2010/6/10 André Warnier <a...@ice-sa.com>:
>
> Let me speak for the OP, and for others like me who do not necessarily write
> the applications and filters which they are installing on customer systems.
> Sometimes, you have to deal with such third-party modules, which have to be
> used e.g. as a servlet filter in conjunction with your own application.  And
> sometimes, these third-party modules are like they are and you cannot change
> their code.  And sometimes, they require some site-specific parameters,
> which they expect to be in their respective <filter> section inside the
> application's web.xml file.
> A typical example in my case is authentication servlet filters, which
> require for example a domain name or a domain controller address which is
> specific to each given customer.
> If at the same time you have a customer who insists on receiving war files
> for application updates, you're cooked, because you have to build a
> customer-specific war file every time.
>
> One suggestion I have in the case of Tomcat - and unfortunately only in the
> case of Tomcat - would be an extension mechanism to the web.xml file, which
> would allow some form of "include" in the web.xml.
> (And maybe this would not be an extension, nor a Tomcat-specific thing, if
> XML per se already allowed such things).

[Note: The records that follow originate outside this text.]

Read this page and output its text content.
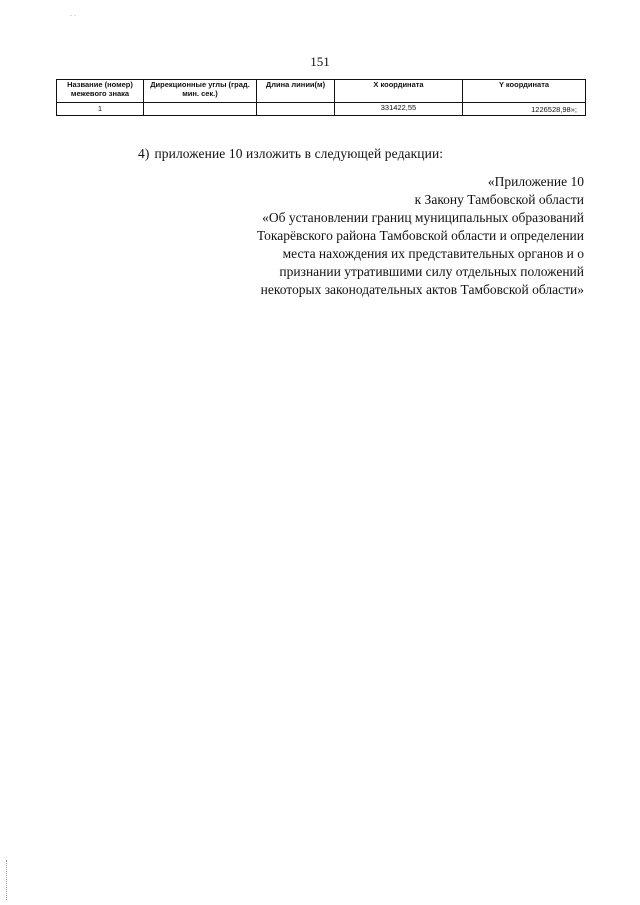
- -
151
Название (номер) межевого знака	Дирекционные углы (град. мин. сек.)	Длина линии(м)	Х координата	Y координата
1			331422,55	1226528,98»;
4) приложение 10 изложить в следующей редакции:
«Приложение 10
к Закону Тамбовской области
«Об установлении границ муниципальных образований
Токарёвского района Тамбовской области и определении
места нахождения их представительных органов и о
признании утратившими силу отдельных положений
некоторых законодательных актов Тамбовской области»
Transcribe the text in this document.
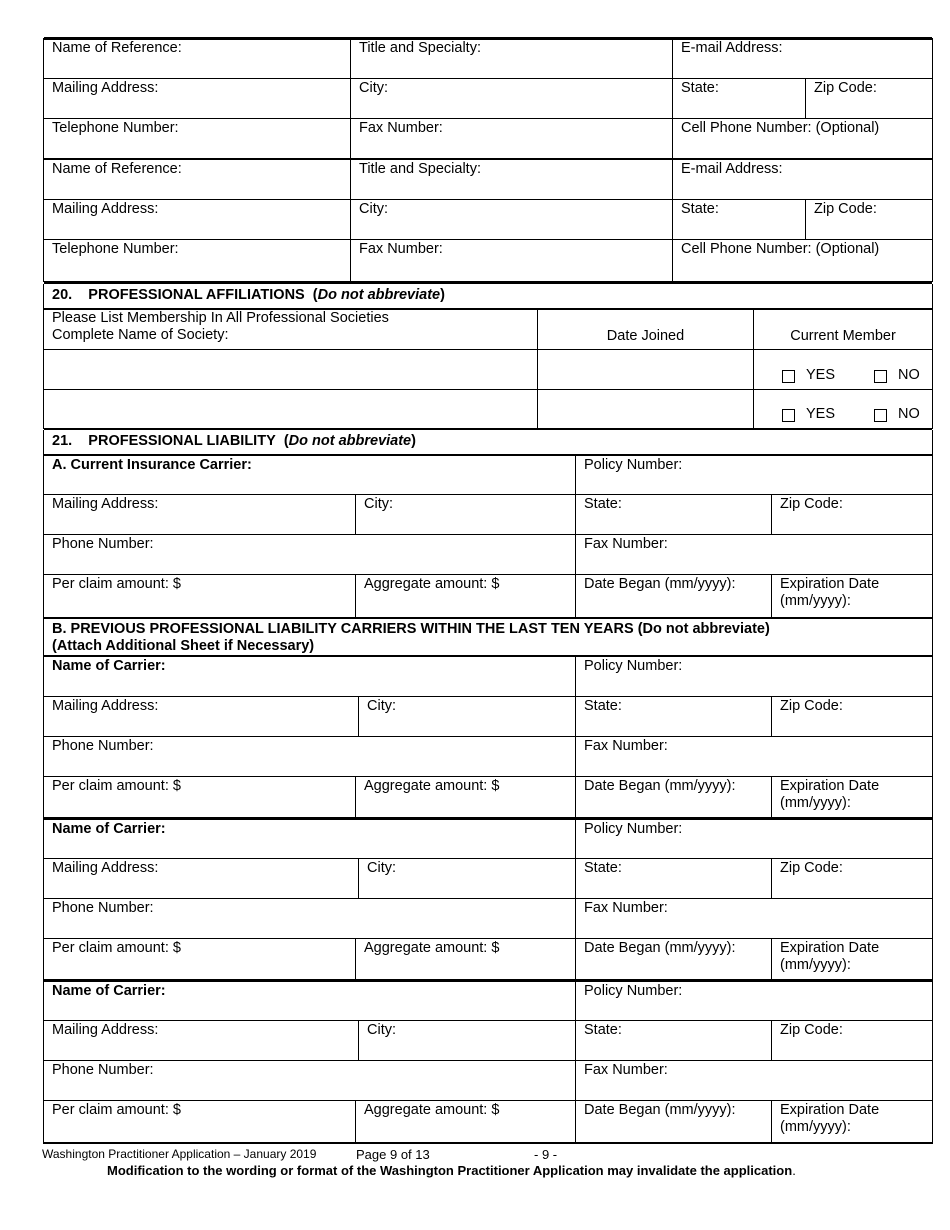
Name of Reference:	Title and Specialty:	E-mail Address:
Mailing Address:	City:	State:	Zip Code:
Telephone Number:	Fax Number:	Cell Phone Number: (Optional)
Name of Reference:	Title and Specialty:	E-mail Address:
Mailing Address:	City:	State:	Zip Code:
Telephone Number:	Fax Number:	Cell Phone Number: (Optional)
20. PROFESSIONAL AFFILIATIONS (Do not abbreviate)
Please List Membership In All Professional Societies
Complete Name of Society:	Date Joined	Current Member
YES	NO
YES	NO
21. PROFESSIONAL LIABILITY (Do not abbreviate)
A. Current Insurance Carrier:	Policy Number:
Mailing Address:	City:	State:	Zip Code:
Phone Number:	Fax Number:
Per claim amount: $	Aggregate amount: $	Date Began (mm/yyyy):	Expiration Date
(mm/yyyy):
B. PREVIOUS PROFESSIONAL LIABILITY CARRIERS WITHIN THE LAST TEN YEARS (Do not abbreviate)
(Attach Additional Sheet if Necessary)
Name of Carrier:	Policy Number:
Mailing Address:	City:	State:	Zip Code:
Phone Number:	Fax Number:
Per claim amount: $	Aggregate amount: $	Date Began (mm/yyyy):	Expiration Date
(mm/yyyy):
Name of Carrier:	Policy Number:
Mailing Address:	City:	State:	Zip Code:
Phone Number:	Fax Number:
Per claim amount: $	Aggregate amount: $	Date Began (mm/yyyy):	Expiration Date
(mm/yyyy):
Name of Carrier:	Policy Number:
Mailing Address:	City:	State:	Zip Code:
Phone Number:	Fax Number:
Per claim amount: $	Aggregate amount: $	Date Began (mm/yyyy):	Expiration Date
(mm/yyyy):
Washington Practitioner Application – January 2019	Page 9 of 13	- 9 -
Modification to the wording or format of the Washington Practitioner Application may invalidate the application.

> Then one could insert in web.xml something like this :
> ...

Servlet 3.0 defines support for "web fragments". Already implemented
in Tomcat 7.

That allows to pack servlets + web.xml fragment + static resources or
JSPs in a jar file to be placed in WEB-INF/lib,
 and web.xml and resources in your war file will take precedence over
ones in those jars, allowing you to customize it for your needs.